Brussig: Ich werde die Herkunft nicht los und sehe das auch als Chance. Es gibt da die Erfahrung des Bruches. Aber in der Zusammenarbeit mit Edgar Reitz stehe ich auch vor der Aufgabe, mich mit der Bundesrepublik auseinander zu setzen. Gewiss, Filme haben ihre eigenen Gesetze. In der literarischen Arbeit hätte ich wahrscheinlich einen anderen Blickwinkel - vielleicht hätte ich einfach andere Fragen als die Westdeutschen, die in dieses System hineingeboren wurden. Es gibt viele Dinge, die ich an der Bundesrepublik schätzen gelernt habe. Man begegnet hier einer angenehmen Form von Zivilität. Oder auch der Fähigkeit, genießen zu können.
SPIEGEL: Ist mit der DDR-Literatur nach der Wende zu streng umgegangen worden?
Brussig: Die Auseinandersetzung unter den DDR-Intellektuellen um Mitverantwortung und moralisches Versagen blieb leider aus. Das Buch, das beispielhaft die Geschichte der Verblödung erzählt - wie jemand in diese DDR-Ideologie hineingeriet, wieso sich da so gut mitschwimmen ließ und wieso sich die DDR so lange hinschleppen konnte -, ist leider von den DDR-Autoren nicht geschrieben worden. Natürlich hat der Westen auch gern auf den Osten eingeschlagen, um der Auseinandersetzung mit der eigenen verkorksten Lebensweise, mit all der Verlogenheit, dem Zwang zur Verstellung, aus dem Wege zu gehen. Die deutsche Einheit gründet auf einer unseligen Allianz. Es lässt sich benennen, aber nicht ändern.

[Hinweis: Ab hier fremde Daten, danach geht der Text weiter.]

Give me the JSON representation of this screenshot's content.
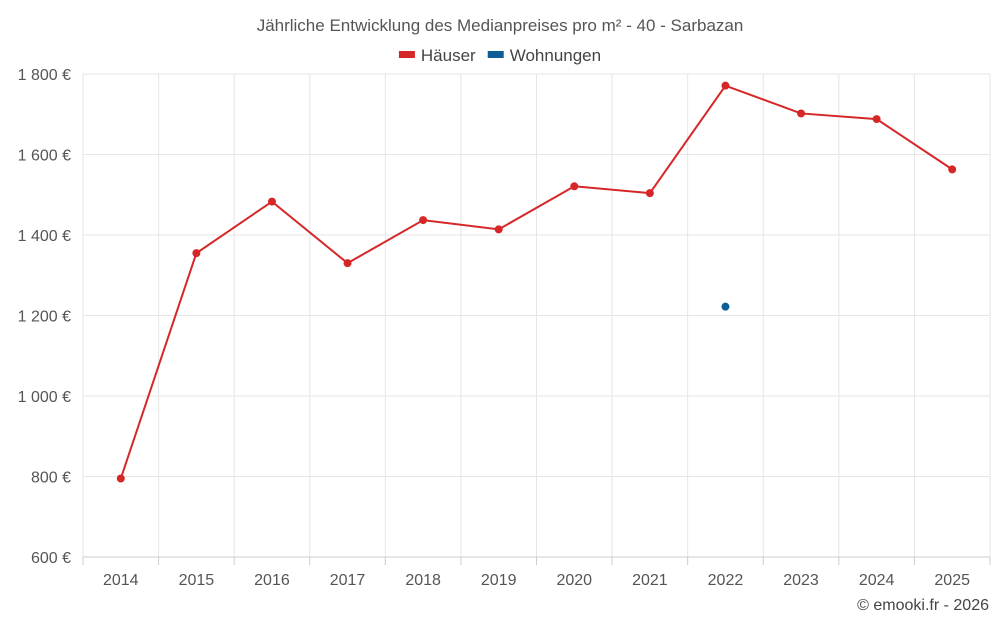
{
  "chart_data": {
    "type": "line",
    "title": "Jährliche Entwicklung des Medianpreises pro m² - 40 - Sarbazan",
    "categories": [
      "2014",
      "2015",
      "2016",
      "2017",
      "2018",
      "2019",
      "2020",
      "2021",
      "2022",
      "2023",
      "2024",
      "2025"
    ],
    "series": [
      {
        "name": "Häuser",
        "color": "#d62728",
        "values": [
          795,
          1355,
          1483,
          1330,
          1437,
          1414,
          1521,
          1504,
          1771,
          1702,
          1688,
          1563
        ]
      },
      {
        "name": "Wohnungen",
        "color": "#0b5f95",
        "values": [
          null,
          null,
          null,
          null,
          null,
          null,
          null,
          null,
          1222,
          null,
          null,
          null
        ]
      }
    ],
    "ylim": [
      600,
      1800
    ],
    "yticks": [
      600,
      800,
      1000,
      1200,
      1400,
      1600,
      1800
    ],
    "ytick_labels": [
      "600 €",
      "800 €",
      "1 000 €",
      "1 200 €",
      "1 400 €",
      "1 600 €",
      "1 800 €"
    ],
    "xlabel": "",
    "ylabel": "",
    "grid": true,
    "legend_position": "top-center",
    "credit": "© emooki.fr - 2026"
  }
}
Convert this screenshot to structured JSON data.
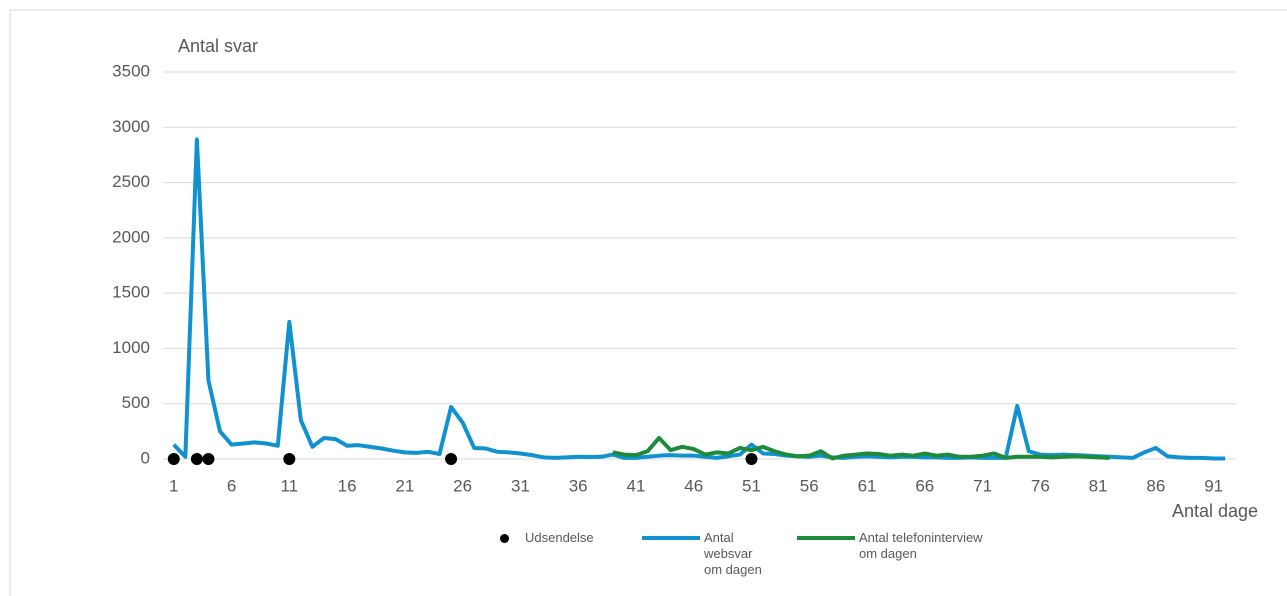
{
  "chart_data": {
    "type": "line",
    "y_label": "Antal svar",
    "x_label": "Antal dage",
    "x": [
      1,
      2,
      3,
      4,
      5,
      6,
      7,
      8,
      9,
      10,
      11,
      12,
      13,
      14,
      15,
      16,
      17,
      18,
      19,
      20,
      21,
      22,
      23,
      24,
      25,
      26,
      27,
      28,
      29,
      30,
      31,
      32,
      33,
      34,
      35,
      36,
      37,
      38,
      39,
      40,
      41,
      42,
      43,
      44,
      45,
      46,
      47,
      48,
      49,
      50,
      51,
      52,
      53,
      54,
      55,
      56,
      57,
      58,
      59,
      60,
      61,
      62,
      63,
      64,
      65,
      66,
      67,
      68,
      69,
      70,
      71,
      72,
      73,
      74,
      75,
      76,
      77,
      78,
      79,
      80,
      81,
      82,
      83,
      84,
      85,
      86,
      87,
      88,
      89,
      90,
      91,
      92
    ],
    "xlim": [
      0.5,
      92.5
    ],
    "xticks": [
      1,
      6,
      11,
      16,
      21,
      26,
      31,
      36,
      41,
      46,
      51,
      56,
      61,
      66,
      71,
      76,
      81,
      86,
      91
    ],
    "ylim": [
      0,
      3500
    ],
    "yticks": [
      0,
      500,
      1000,
      1500,
      2000,
      2500,
      3000,
      3500
    ],
    "grid": true,
    "series": [
      {
        "name": "Udsendelse",
        "color": "#000000",
        "marker": "dot",
        "values": [
          0,
          null,
          0,
          0,
          null,
          null,
          null,
          null,
          null,
          null,
          0,
          null,
          null,
          null,
          null,
          null,
          null,
          null,
          null,
          null,
          null,
          null,
          null,
          null,
          0,
          null,
          null,
          null,
          null,
          null,
          null,
          null,
          null,
          null,
          null,
          null,
          null,
          null,
          null,
          null,
          null,
          null,
          null,
          null,
          null,
          null,
          null,
          null,
          null,
          null,
          0,
          null,
          null,
          null,
          null,
          null,
          null,
          null,
          null,
          null,
          null,
          null,
          null,
          null,
          null,
          null,
          null,
          null,
          null,
          null,
          null,
          null,
          null,
          null,
          null,
          null,
          null,
          null,
          null,
          null,
          null,
          null,
          null,
          null,
          null,
          null,
          null,
          null,
          null,
          null,
          null,
          null
        ]
      },
      {
        "name": "Antal websvar om dagen",
        "color": "#1192d0",
        "marker": "line",
        "values": [
          130,
          20,
          2890,
          710,
          250,
          130,
          140,
          150,
          140,
          120,
          1240,
          350,
          110,
          190,
          180,
          120,
          125,
          110,
          95,
          75,
          60,
          55,
          65,
          45,
          470,
          330,
          100,
          95,
          65,
          60,
          50,
          35,
          15,
          10,
          15,
          20,
          18,
          20,
          40,
          10,
          10,
          20,
          30,
          35,
          30,
          30,
          20,
          10,
          25,
          40,
          130,
          50,
          45,
          30,
          25,
          20,
          30,
          15,
          10,
          20,
          25,
          20,
          15,
          20,
          20,
          15,
          15,
          10,
          10,
          15,
          10,
          10,
          10,
          480,
          70,
          40,
          35,
          40,
          35,
          30,
          25,
          20,
          15,
          10,
          60,
          100,
          25,
          15,
          10,
          10,
          5,
          5
        ]
      },
      {
        "name": "Antal telefoninterview om dagen",
        "color": "#1e8a3c",
        "marker": "line",
        "values": [
          null,
          null,
          null,
          null,
          null,
          null,
          null,
          null,
          null,
          null,
          null,
          null,
          null,
          null,
          null,
          null,
          null,
          null,
          null,
          null,
          null,
          null,
          null,
          null,
          null,
          null,
          null,
          null,
          null,
          null,
          null,
          null,
          null,
          null,
          null,
          null,
          null,
          null,
          60,
          40,
          35,
          70,
          190,
          80,
          110,
          90,
          40,
          60,
          50,
          100,
          80,
          110,
          70,
          40,
          25,
          30,
          70,
          5,
          30,
          40,
          50,
          45,
          30,
          40,
          30,
          50,
          30,
          40,
          20,
          20,
          30,
          50,
          10,
          20,
          20,
          20,
          15,
          20,
          25,
          20,
          15,
          10,
          null,
          null,
          null,
          null,
          null,
          null,
          null,
          null,
          null,
          null
        ]
      }
    ]
  }
}
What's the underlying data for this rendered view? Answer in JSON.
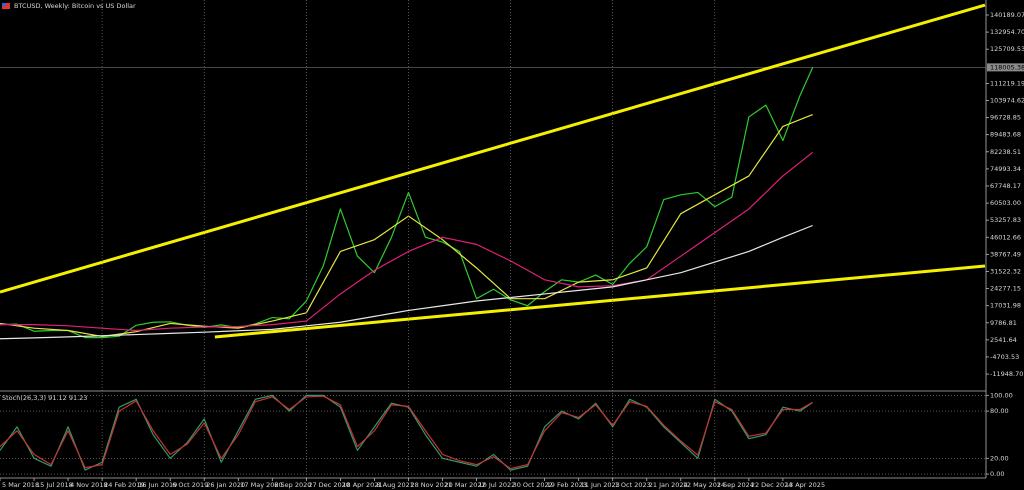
{
  "chart_data": [
    {
      "type": "line",
      "title": "BTCUSD, Weekly: Bitcoin vs US Dollar",
      "xlim": [
        0,
        463
      ],
      "ylim": [
        -18700,
        146550
      ],
      "grid": "x",
      "last_price": 118005.38,
      "yticks": [
        140189.07,
        {
          "value": 132954.7,
          "label": "132954.70"
        },
        125709.53,
        111219.19,
        103974.62,
        96728.85,
        89483.68,
        82238.51,
        74993.34,
        67748.17,
        {
          "value": 60503,
          "label": "60503.00"
        },
        53257.83,
        46012.66,
        38767.49,
        31522.32,
        24277.15,
        17031.98,
        9786.81,
        2541.64,
        -4703.53,
        {
          "value": -11948.7,
          "label": "-11948.70"
        }
      ],
      "series": [
        {
          "color": "#2ecc2e",
          "x": [
            0,
            8,
            16,
            24,
            32,
            40,
            48,
            56,
            64,
            72,
            80,
            88,
            96,
            104,
            112,
            120,
            128,
            136,
            144,
            152,
            160,
            168,
            176,
            184,
            192,
            200,
            208,
            216,
            224,
            232,
            240,
            248,
            256,
            264,
            272,
            280,
            288,
            296,
            304,
            312,
            320,
            328,
            336,
            344,
            352,
            360,
            368,
            376,
            382
          ],
          "values": [
            9000,
            9200,
            6200,
            6500,
            6500,
            3500,
            3500,
            4100,
            8700,
            10000,
            10200,
            8700,
            7800,
            8900,
            7700,
            9300,
            12000,
            11500,
            19000,
            34000,
            58000,
            38000,
            31000,
            46000,
            65000,
            46000,
            44000,
            40000,
            20000,
            24000,
            19500,
            17000,
            23000,
            28000,
            27000,
            30000,
            26000,
            35000,
            42000,
            62000,
            64000,
            65000,
            59000,
            63000,
            97000,
            102000,
            87000,
            106000,
            118005.38
          ]
        },
        {
          "color": "#e6e640",
          "x": [
            0,
            16,
            32,
            48,
            64,
            80,
            96,
            112,
            128,
            144,
            160,
            176,
            192,
            208,
            224,
            240,
            256,
            272,
            288,
            304,
            320,
            336,
            352,
            368,
            382
          ],
          "values": [
            9500,
            7500,
            6500,
            4000,
            6000,
            9500,
            8300,
            7500,
            10500,
            14000,
            40000,
            45000,
            55000,
            45000,
            33000,
            20000,
            20000,
            27000,
            28000,
            33000,
            56000,
            64000,
            72000,
            93000,
            98000
          ]
        },
        {
          "color": "#e0207a",
          "x": [
            0,
            16,
            32,
            48,
            64,
            80,
            96,
            112,
            128,
            144,
            160,
            176,
            192,
            208,
            224,
            240,
            256,
            272,
            288,
            304,
            320,
            336,
            352,
            368,
            382
          ],
          "values": [
            9000,
            9000,
            8500,
            7500,
            6500,
            7500,
            8000,
            8200,
            9000,
            10500,
            22000,
            32000,
            40000,
            46000,
            43000,
            36000,
            28000,
            25000,
            25500,
            28000,
            38000,
            48000,
            58000,
            72000,
            82000
          ]
        },
        {
          "color": "#e8e8e8",
          "x": [
            0,
            16,
            32,
            48,
            64,
            80,
            96,
            112,
            128,
            144,
            160,
            176,
            192,
            208,
            224,
            240,
            256,
            272,
            288,
            304,
            320,
            336,
            352,
            368,
            382
          ],
          "values": [
            3000,
            3400,
            3800,
            4300,
            4800,
            5300,
            5800,
            6400,
            7000,
            8500,
            10000,
            12500,
            15000,
            17000,
            19000,
            20500,
            22000,
            23500,
            25000,
            28000,
            31000,
            35500,
            40000,
            46000,
            51000
          ]
        },
        {
          "color": "#f5f000",
          "x": [
            0,
            463
          ],
          "values": [
            22824,
            144426
          ]
        },
        {
          "color": "#f5f000",
          "x": [
            101,
            463
          ],
          "values": [
            3759,
            33843
          ]
        }
      ]
    },
    {
      "type": "line",
      "title": "Stoch(26,3,3) 91.12 91.23",
      "xlim": [
        0,
        463
      ],
      "ylim": [
        -5,
        103
      ],
      "grid": "both",
      "yticks": [
        {
          "value": 100,
          "label": "100.00"
        },
        {
          "value": 80,
          "label": "80.00"
        },
        {
          "value": 20,
          "label": "20.00"
        },
        {
          "value": 0,
          "label": "0.00"
        }
      ],
      "xticks": [
        {
          "value": 0,
          "label": "5 Mar 2018"
        },
        {
          "value": 16,
          "label": "15 Jul 2018"
        },
        {
          "value": 32,
          "label": "4 Nov 2018"
        },
        {
          "value": 48,
          "label": "24 Feb 2019"
        },
        {
          "value": 64,
          "label": "16 Jun 2019"
        },
        {
          "value": 80,
          "label": "6 Oct 2019"
        },
        {
          "value": 96,
          "label": "26 Jan 2020"
        },
        {
          "value": 112,
          "label": "17 May 2020"
        },
        {
          "value": 128,
          "label": "6 Sep 2020"
        },
        {
          "value": 144,
          "label": "27 Dec 2020"
        },
        {
          "value": 160,
          "label": "18 Apr 2021"
        },
        {
          "value": 176,
          "label": "8 Aug 2021"
        },
        {
          "value": 192,
          "label": "28 Nov 2021"
        },
        {
          "value": 208,
          "label": "20 Mar 2022"
        },
        {
          "value": 224,
          "label": "10 Jul 2022"
        },
        {
          "value": 240,
          "label": "30 Oct 2022"
        },
        {
          "value": 256,
          "label": "19 Feb 2023"
        },
        {
          "value": 272,
          "label": "11 Jun 2023"
        },
        {
          "value": 288,
          "label": "1 Oct 2023"
        },
        {
          "value": 304,
          "label": "21 Jan 2024"
        },
        {
          "value": 320,
          "label": "12 May 2024"
        },
        {
          "value": 336,
          "label": "1 Sep 2024"
        },
        {
          "value": 352,
          "label": "22 Dec 2024"
        },
        {
          "value": 368,
          "label": "13 Apr 2025"
        }
      ],
      "series": [
        {
          "color": "#2e9b6a",
          "x": [
            0,
            8,
            16,
            24,
            32,
            40,
            48,
            56,
            64,
            72,
            80,
            88,
            96,
            104,
            112,
            120,
            128,
            136,
            144,
            152,
            160,
            168,
            176,
            184,
            192,
            200,
            208,
            216,
            224,
            232,
            240,
            248,
            256,
            264,
            272,
            280,
            288,
            296,
            304,
            312,
            320,
            328,
            336,
            344,
            352,
            360,
            368,
            376,
            382
          ],
          "values": [
            30,
            60,
            20,
            10,
            60,
            5,
            15,
            85,
            95,
            50,
            20,
            40,
            70,
            15,
            55,
            95,
            100,
            80,
            100,
            100,
            85,
            30,
            60,
            90,
            85,
            50,
            20,
            15,
            10,
            25,
            5,
            10,
            60,
            80,
            70,
            90,
            60,
            95,
            85,
            60,
            40,
            20,
            95,
            80,
            45,
            50,
            85,
            80,
            91.12
          ]
        },
        {
          "color": "#c83232",
          "x": [
            0,
            8,
            16,
            24,
            32,
            40,
            48,
            56,
            64,
            72,
            80,
            88,
            96,
            104,
            112,
            120,
            128,
            136,
            144,
            152,
            160,
            168,
            176,
            184,
            192,
            200,
            208,
            216,
            224,
            232,
            240,
            248,
            256,
            264,
            272,
            280,
            288,
            296,
            304,
            312,
            320,
            328,
            336,
            344,
            352,
            360,
            368,
            376,
            382
          ],
          "values": [
            35,
            55,
            25,
            12,
            55,
            8,
            12,
            80,
            93,
            55,
            25,
            38,
            65,
            20,
            50,
            92,
            98,
            82,
            98,
            99,
            88,
            35,
            55,
            88,
            86,
            55,
            25,
            17,
            12,
            22,
            7,
            12,
            55,
            78,
            72,
            88,
            62,
            92,
            86,
            62,
            42,
            24,
            92,
            82,
            48,
            52,
            82,
            82,
            91.23
          ]
        }
      ]
    }
  ]
}
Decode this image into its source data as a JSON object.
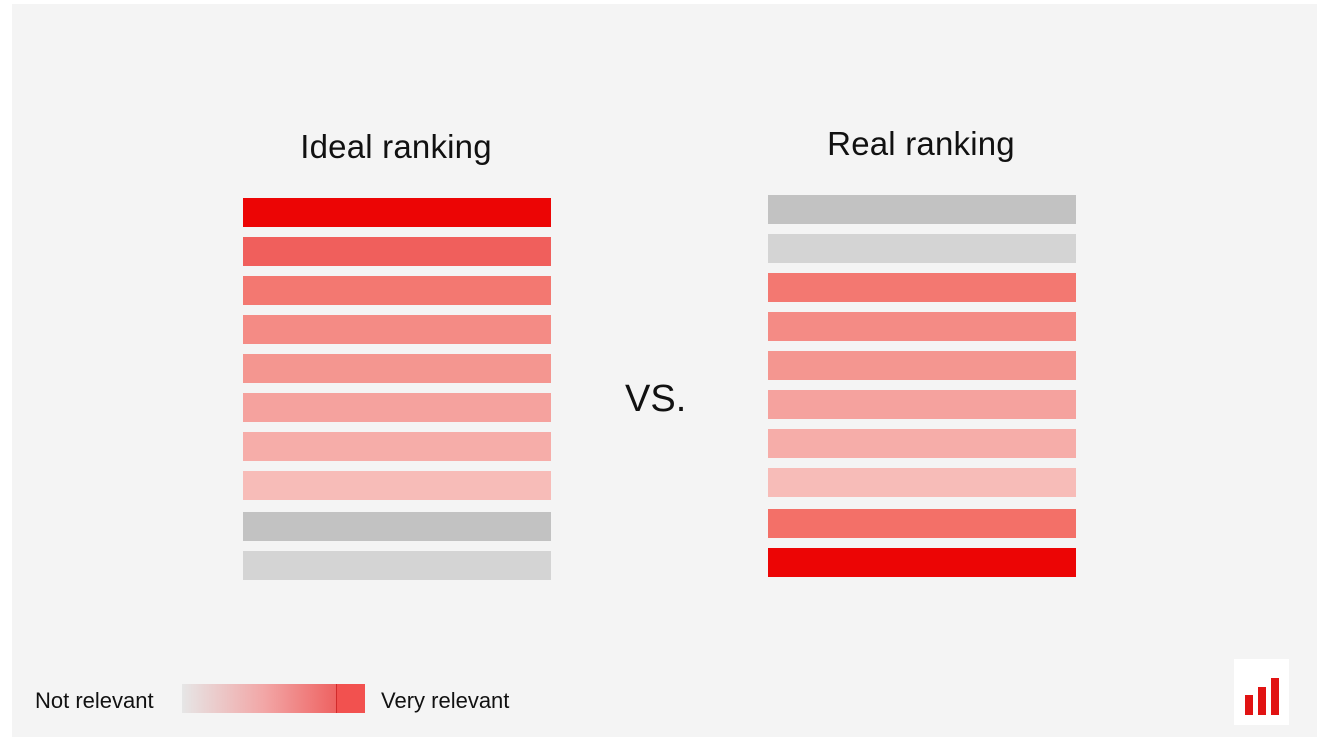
{
  "ideal": {
    "title": "Ideal ranking",
    "bars": [
      {
        "color": "#ec0505"
      },
      {
        "color": "#f05f5c"
      },
      {
        "color": "#f37871"
      },
      {
        "color": "#f48b85"
      },
      {
        "color": "#f49690"
      },
      {
        "color": "#f5a29e"
      },
      {
        "color": "#f6ada9"
      },
      {
        "color": "#f7bcb8"
      },
      {
        "color": "#c2c2c2"
      },
      {
        "color": "#d4d4d4"
      }
    ]
  },
  "real": {
    "title": "Real ranking",
    "bars": [
      {
        "color": "#c2c2c2"
      },
      {
        "color": "#d4d4d4"
      },
      {
        "color": "#f37871"
      },
      {
        "color": "#f48b85"
      },
      {
        "color": "#f49690"
      },
      {
        "color": "#f5a29e"
      },
      {
        "color": "#f6ada9"
      },
      {
        "color": "#f7bcb8"
      },
      {
        "color": "#f37068"
      },
      {
        "color": "#ec0505"
      }
    ]
  },
  "vs": "VS.",
  "legend": {
    "low_label": "Not relevant",
    "high_label": "Very relevant",
    "end_color": "#f2514f"
  },
  "logo": {
    "icon": "bar-chart-logo-icon",
    "color": "#e11313"
  }
}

SPIEGEL: Wird es in diesem Herbst Nostalgiefeiern für die DDR geben?
Brussig: Ich halte es fast für ausgeschlossen, dass es zu einer wirklichen Auseinandersetzung mit der DDR noch einmal kommen wird. Das hätte längst passieren müssen. Und die Jubelfeiern, das kann ich Ihnen garantieren, die wird's geben. Da gibt es genug Ostalgiekreise. Doch die sind längst nicht so politisch, wie sie aussehen. Solche Ostalgiepartys zelebrieren die Vergangenheit genau wie eine Siebziger-Jahre-Party. Die DDR war immer noch harmlos genug, so dass heute mit ihren Symbolen halbwegs unschuldig Party gemacht werden kann.
SPIEGEL: Sie haben gerade in Berlin erstmals aus dem Buch "Am kürzeren Ende der Sonnenallee" gelesen. Reaktionen?
Brussig: Schon bei Drehbuchbesprechungen erlebte ich, dass alles im fröhlichen Erzählen von Geschichten mündete. Auch nach der Buchpremiere kamen alle, aus Ost und West, ins Erzählen. Die herrlichsten Storys von damals. Alle waren entspannt und fröhlich. Ich habe das Gefühl, dass im "Sonnenallee" -Stoff etwas Krampflösendes liegt, das über das Buch hinausgeht: ein Friedensangebot an die DDR-Vergangenheit. Ich wollte ein Buch schreiben, mit dem sowohl Wolf Biermann als auch Karl Eduard von Schnitzler gut leben können.
SPIEGEL: Wie steht es mit der deutschen Gegenwartsliteratur?
Brussig: Die jüngeren deutschen Autoren werden nicht mehr so leicht an die Subventionstöpfe gelassen. Ich habe mich mit einem Kapitel aus "Helden wie wir" um ein Stipendium beworben - und es natürlich nicht gekriegt. Also, ich freue mich über Verkaufserfolge von Kollegen: Es soll sich unter den Lesern herumsprechen, dass sich in der deutschen Gegenwartsliteratur etwas tut. Die Leute haben ja den größten angelsächsischen Schrott gekauft. Auch da gibt es eine Wende, glaube ich. Es entsteht eine lesbare, aber auch gehaltvolle Literatur - also im schönsten Sinne Belletristik. Das wünsche ich mir.
Volker Hage (Interviewer): "Jubelfeiern wird's geben", in: Der Spiegel vom 6. September 1999.